Pavi Ramachandran and Johnny Cruz Corchado Will Present Their Research on November 14, 2013
RNAi therapy in a spinocerebellar ataxia type 7 mouse model
Spinocerebellar ataxia type 7 (SCA7) is an autosomal dominant neurodegenerative disease characterized by cerebellar ataxia and vision loss with no effective treatments currently in the clinic. SCA7 is one of nine known polyglutamine (polyQ) diseases and is caused by an expansion of >37 CAG repeats in exon 1 of ATXN7.
Mutant polyQ ATXN7 gains a dominant negative function disrupting the normal function of ATXN7. Reducing the levels of mutant polyQ ATXN7 could thus reduce the downstream toxic effects of mutant ATXN7 that lead to the disease. However, for therapy in human patients, identifying methods to reduce only the mutant allele expression will be challenging.
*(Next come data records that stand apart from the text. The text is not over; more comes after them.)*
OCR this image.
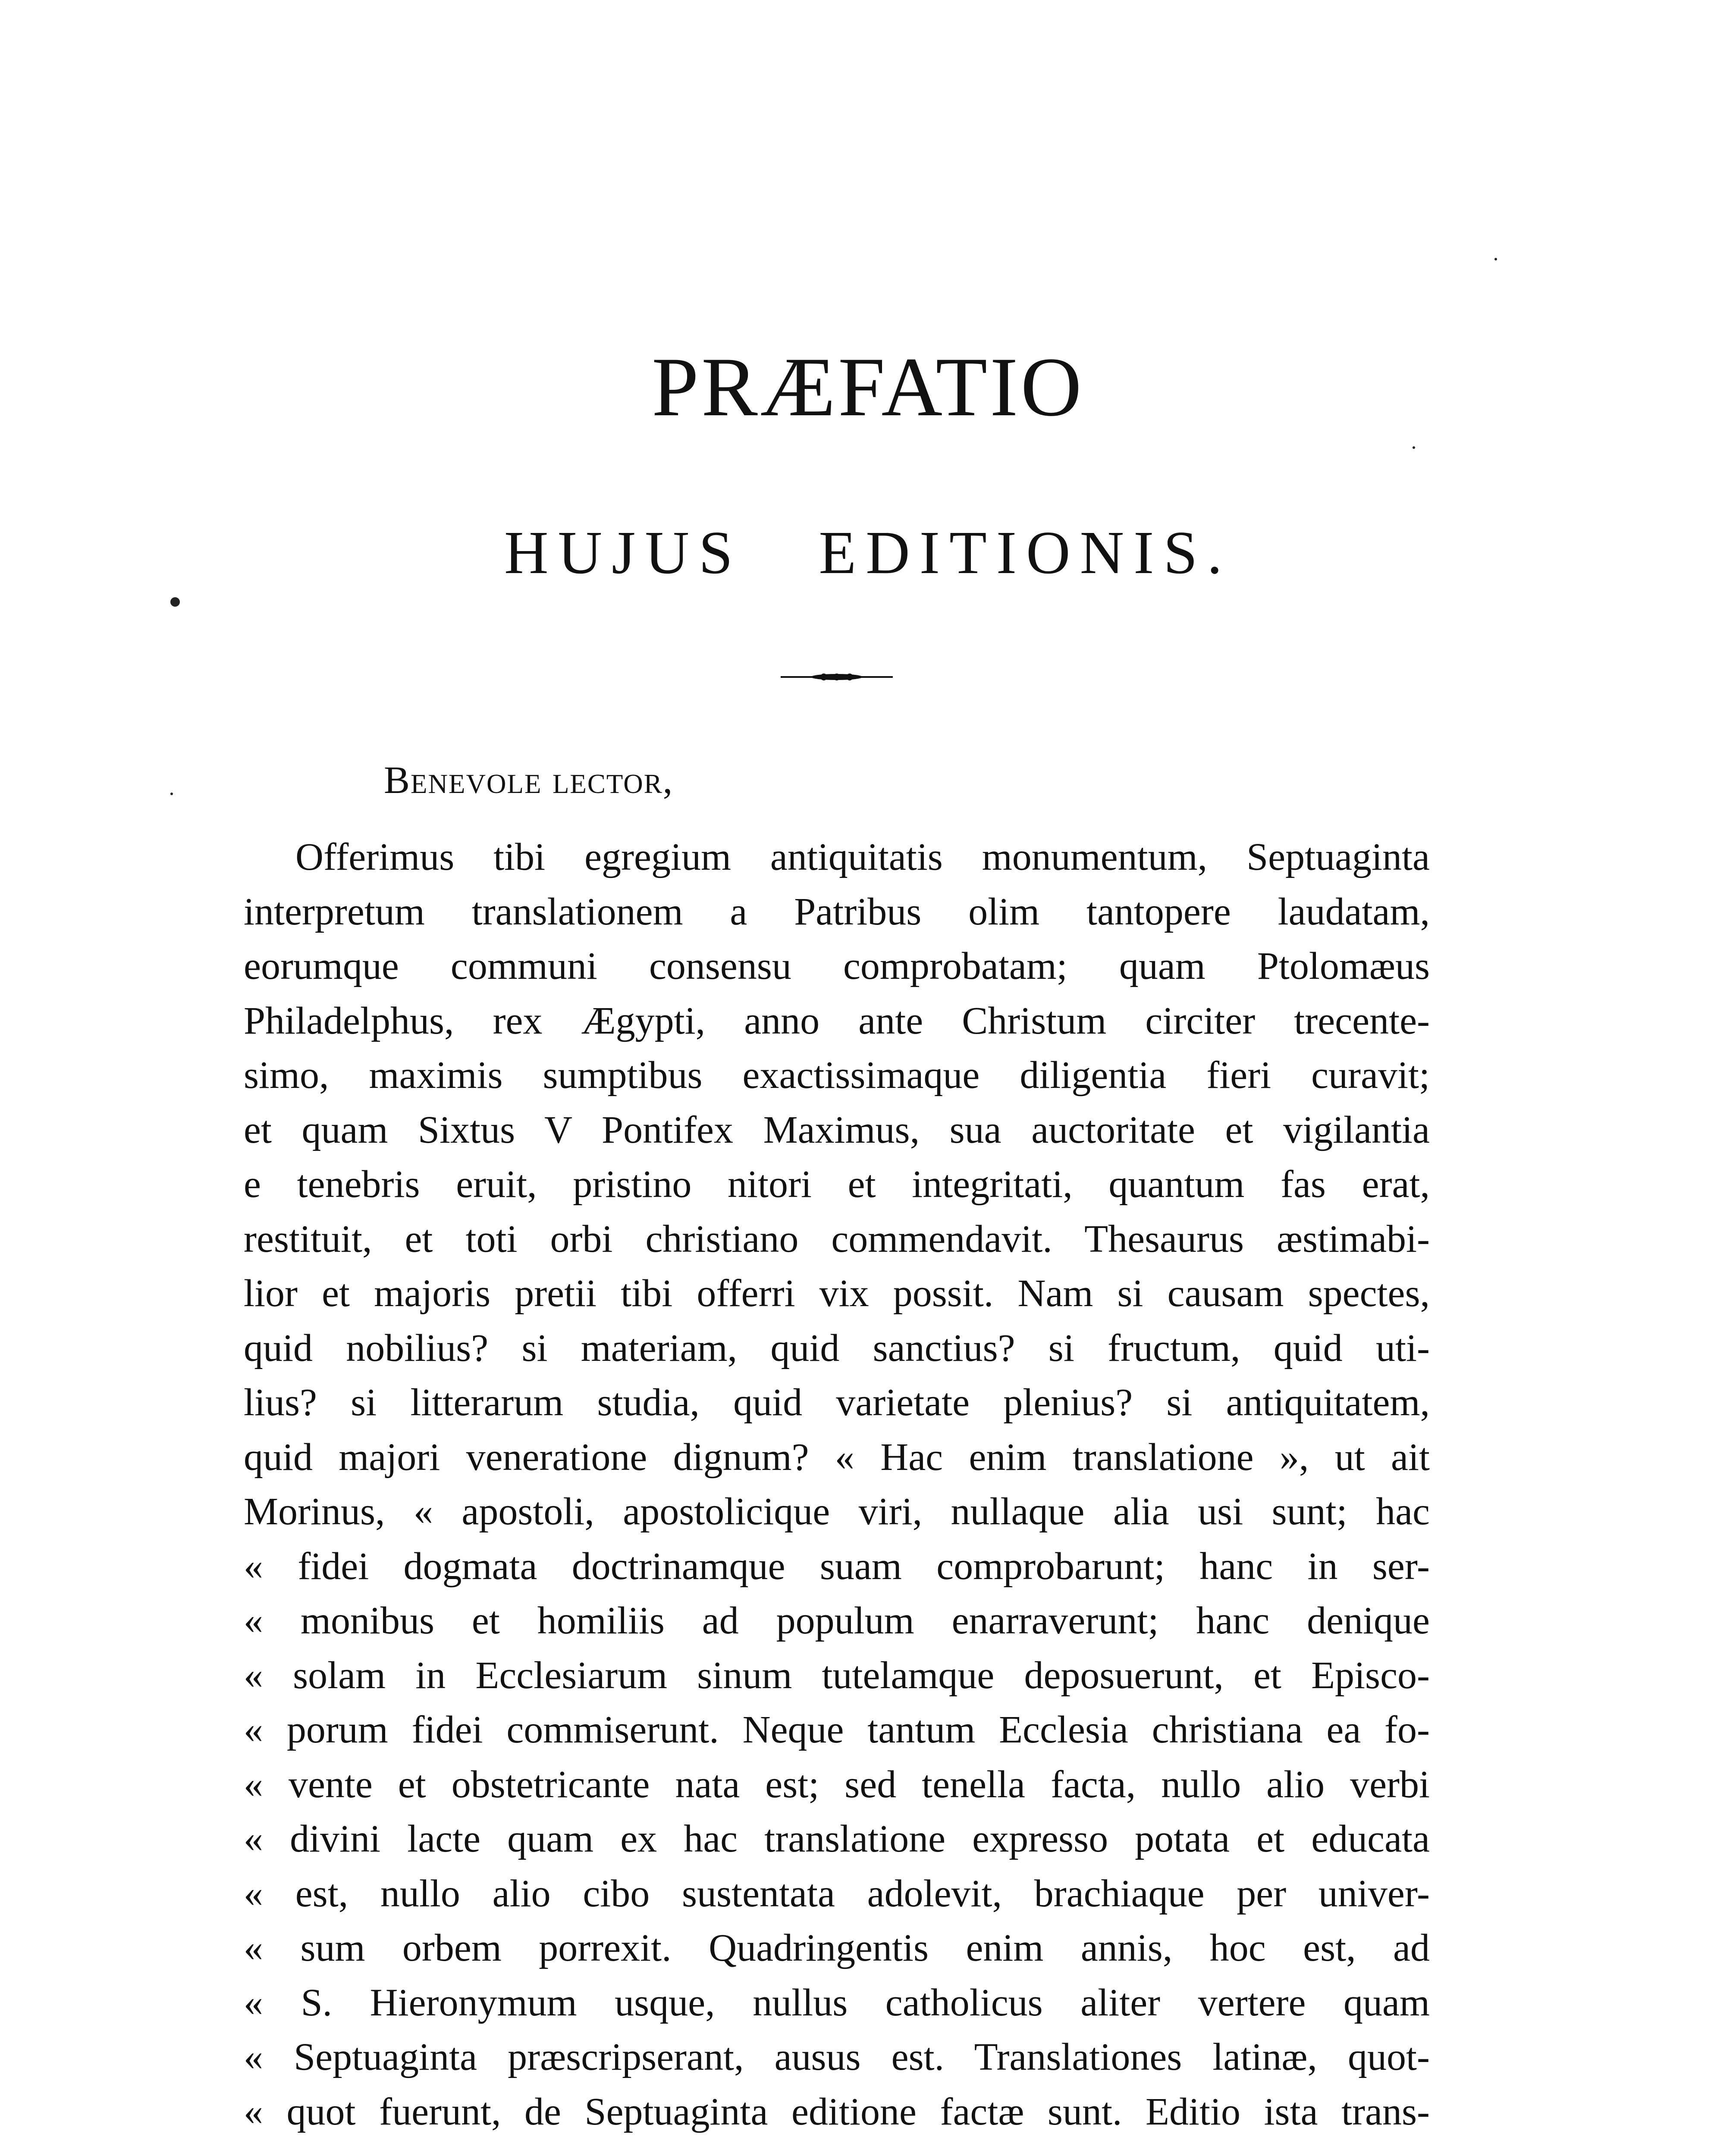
PRÆFATIO
HUJUS EDITIONIS.

Benevole lector,

Offerimus tibi egregium antiquitatis monumentum, Septuaginta
interpretum translationem a Patribus olim tantopere laudatam,
eorumque communi consensu comprobatam; quam Ptolomæus
Philadelphus, rex Ægypti, anno ante Christum circiter trecente-
simo, maximis sumptibus exactissimaque diligentia fieri curavit;
et quam Sixtus V Pontifex Maximus, sua auctoritate et vigilantia
e tenebris eruit, pristino nitori et integritati, quantum fas erat,
restituit, et toti orbi christiano commendavit. Thesaurus æstimabi-
lior et majoris pretii tibi offerri vix possit. Nam si causam spectes,
quid nobilius? si materiam, quid sanctius? si fructum, quid uti-
lius? si litterarum studia, quid varietate plenius? si antiquitatem,
quid majori veneratione dignum? « Hac enim translatione », ut ait
Morinus, « apostoli, apostolicique viri, nullaque alia usi sunt; hac
« fidei dogmata doctrinamque suam comprobarunt; hanc in ser-
« monibus et homiliis ad populum enarraverunt; hanc denique
« solam in Ecclesiarum sinum tutelamque deposuerunt, et Episco-
« porum fidei commiserunt. Neque tantum Ecclesia christiana ea fo-
« vente et obstetricante nata est; sed tenella facta, nullo alio verbi
« divini lacte quam ex hac translatione expresso potata et educata
« est, nullo alio cibo sustentata adolevit, brachiaque per univer-
« sum orbem porrexit. Quadringentis enim annis, hoc est, ad
« S. Hieronymum usque, nullus catholicus aliter vertere quam
« Septuaginta præscripserant, ausus est. Translationes latinæ, quot-
« quot fuerunt, de Septuaginta editione factæ sunt. Editio ista trans-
To overcome this hurdle, we hypothesized silencing of ATXN7 by RNA interference (RNAi) would alleviate phenotypes in a SCA7 mouse model.
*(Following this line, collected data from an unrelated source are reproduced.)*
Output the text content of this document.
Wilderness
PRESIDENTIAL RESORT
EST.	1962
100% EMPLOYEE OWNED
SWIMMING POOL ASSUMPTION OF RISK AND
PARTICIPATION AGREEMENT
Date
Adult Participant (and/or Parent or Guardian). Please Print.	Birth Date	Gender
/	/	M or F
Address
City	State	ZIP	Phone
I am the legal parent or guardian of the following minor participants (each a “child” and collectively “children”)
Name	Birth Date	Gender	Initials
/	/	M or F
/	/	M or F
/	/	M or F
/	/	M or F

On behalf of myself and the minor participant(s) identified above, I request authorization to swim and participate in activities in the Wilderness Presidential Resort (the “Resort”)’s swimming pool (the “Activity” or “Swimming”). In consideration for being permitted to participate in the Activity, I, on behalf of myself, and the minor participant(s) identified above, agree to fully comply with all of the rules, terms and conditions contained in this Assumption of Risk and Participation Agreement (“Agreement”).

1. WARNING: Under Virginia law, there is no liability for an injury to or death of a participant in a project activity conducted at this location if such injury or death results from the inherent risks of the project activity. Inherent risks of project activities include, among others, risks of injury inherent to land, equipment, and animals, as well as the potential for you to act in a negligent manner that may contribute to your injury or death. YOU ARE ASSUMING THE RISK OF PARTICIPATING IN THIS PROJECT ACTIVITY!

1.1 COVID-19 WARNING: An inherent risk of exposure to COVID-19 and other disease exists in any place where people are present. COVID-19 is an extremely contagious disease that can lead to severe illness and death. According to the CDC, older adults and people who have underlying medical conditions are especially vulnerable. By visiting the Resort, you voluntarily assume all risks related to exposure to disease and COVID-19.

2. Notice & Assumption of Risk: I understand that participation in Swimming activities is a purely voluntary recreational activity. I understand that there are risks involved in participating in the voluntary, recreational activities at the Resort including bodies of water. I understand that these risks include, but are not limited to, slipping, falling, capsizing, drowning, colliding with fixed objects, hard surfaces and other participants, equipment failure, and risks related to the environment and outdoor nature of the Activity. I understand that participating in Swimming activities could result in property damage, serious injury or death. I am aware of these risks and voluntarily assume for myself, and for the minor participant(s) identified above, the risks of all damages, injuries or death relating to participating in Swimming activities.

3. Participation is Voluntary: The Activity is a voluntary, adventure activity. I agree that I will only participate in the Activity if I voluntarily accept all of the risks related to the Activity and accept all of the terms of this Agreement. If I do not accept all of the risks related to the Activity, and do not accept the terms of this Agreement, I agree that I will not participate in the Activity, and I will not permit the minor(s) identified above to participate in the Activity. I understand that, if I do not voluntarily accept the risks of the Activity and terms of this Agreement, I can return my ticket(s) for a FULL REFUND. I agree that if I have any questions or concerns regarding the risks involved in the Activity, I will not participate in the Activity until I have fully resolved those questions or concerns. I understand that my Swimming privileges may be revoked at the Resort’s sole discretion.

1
We tested our hypothesis in a SCA7 mouse model, which expresses human ataxin-7 cDNA containing 92 pathogenic CAG repeats. The onset of PC degeneration is ~20 weeks of age, following which motor abnormalities start to develop. Unfortunately retinal degeneration is not pronounced in this model even though the transgene is expressed as seen by the presence of nuclear inclusions and QPCR. We thus tested the therapeutic efficacy and safety of reducing ATXN7 expression in the SCA7 cerebellum and evaluated the safety of reducing ATXN7 in the SCA7 retina.
How Good Are Population Genetics models to Estimate Recombination in DROSOPHILA?
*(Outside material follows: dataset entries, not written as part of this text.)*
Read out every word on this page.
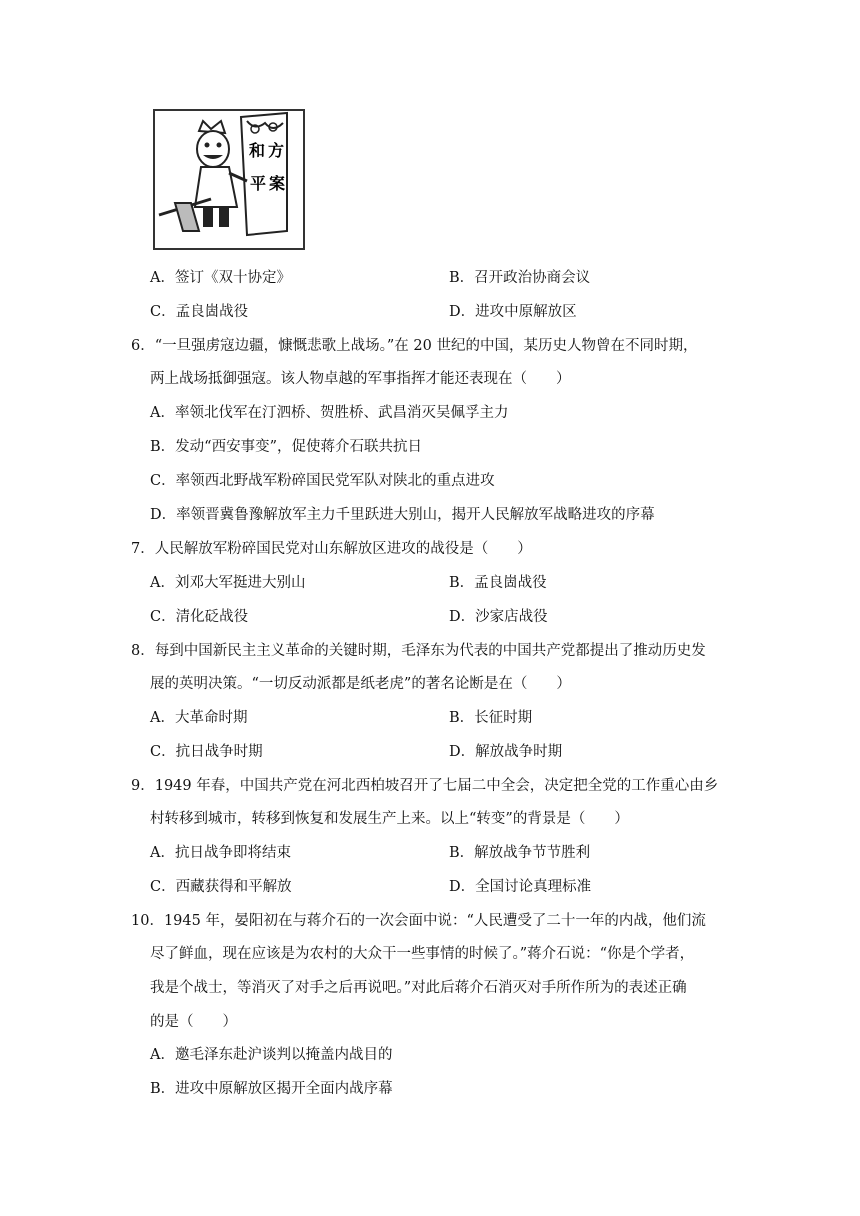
和 方
平 案
A．签订《双十协定》	B．召开政治协商会议
C．孟良崮战役	D．进攻中原解放区
6．“一旦强虏寇边疆，慷慨悲歌上战场。”在 20 世纪的中国，某历史人物曾在不同时期，
两上战场抵御强寇。该人物卓越的军事指挥才能还表现在（　　）
A．率领北伐军在汀泗桥、贺胜桥、武昌消灭吴佩孚主力
B．发动“西安事变”，促使蒋介石联共抗日
C．率领西北野战军粉碎国民党军队对陕北的重点进攻
D．率领晋冀鲁豫解放军主力千里跃进大别山，揭开人民解放军战略进攻的序幕
7．人民解放军粉碎国民党对山东解放区进攻的战役是（　　）
A．刘邓大军挺进大别山	B．孟良崮战役
C．清化砭战役	D．沙家店战役
8．每到中国新民主主义革命的关键时期，毛泽东为代表的中国共产党都提出了推动历史发
展的英明决策。“一切反动派都是纸老虎”的著名论断是在（　　）
A．大革命时期	B．长征时期
C．抗日战争时期	D．解放战争时期
9．1949 年春，中国共产党在河北西柏坡召开了七届二中全会，决定把全党的工作重心由乡
村转移到城市，转移到恢复和发展生产上来。以上“转变”的背景是（　　）
A．抗日战争即将结束	B．解放战争节节胜利
C．西藏获得和平解放	D．全国讨论真理标准
10．1945 年，晏阳初在与蒋介石的一次会面中说：“人民遭受了二十一年的内战，他们流
尽了鲜血，现在应该是为农村的大众干一些事情的时候了。”蒋介石说：“你是个学者，
我是个战士，等消灭了对手之后再说吧。”对此后蒋介石消灭对手所作所为的表述正确
的是（　　）
A．邀毛泽东赴沪谈判以掩盖内战目的
B．进攻中原解放区揭开全面内战序幕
Recombination is a crucial biological process that shapes evolutionary change within and between species. Developing whole-genome genetic maps is important to understand the molecular mechanism of recombination variation across genomes but also essential for accurate inferences in phenotype-genotype analyses. The generation of high-resolution, whole-genome genetic maps based on experimental crosses is cost- and labor-intensive. Therefore, it is favorable to have more practical approaches to study recombination variability across genomes that, ideally, could be applied to model and non-model species. Population genetics analyses use coalescent models and incorporate patterns of Linkage Disequilibrium (LD) to estimate recombination rates. These LD-based genetic maps provide a quick way to survey recombination variability across the whole genome based on (now cheap) genomic sequences. We sought to generate whole-genome genetic maps for populations of Drosophila melanogaster using LD mapping and sought to test their accuracy. We tested the reliability of two population genetics methods (LDhat and LDhelmet) to construct whole-genome recombination maps in Drosophila. Our preliminary results show that both LDhat and LDhelmet are good approaches to estimate the ancestral recombination rate in D. melanogaster, with LDhat presenting a more accurate model. Our data suggest there have been recent, and significant, changes in the recombination rate landscape across the D. melanogaster genome.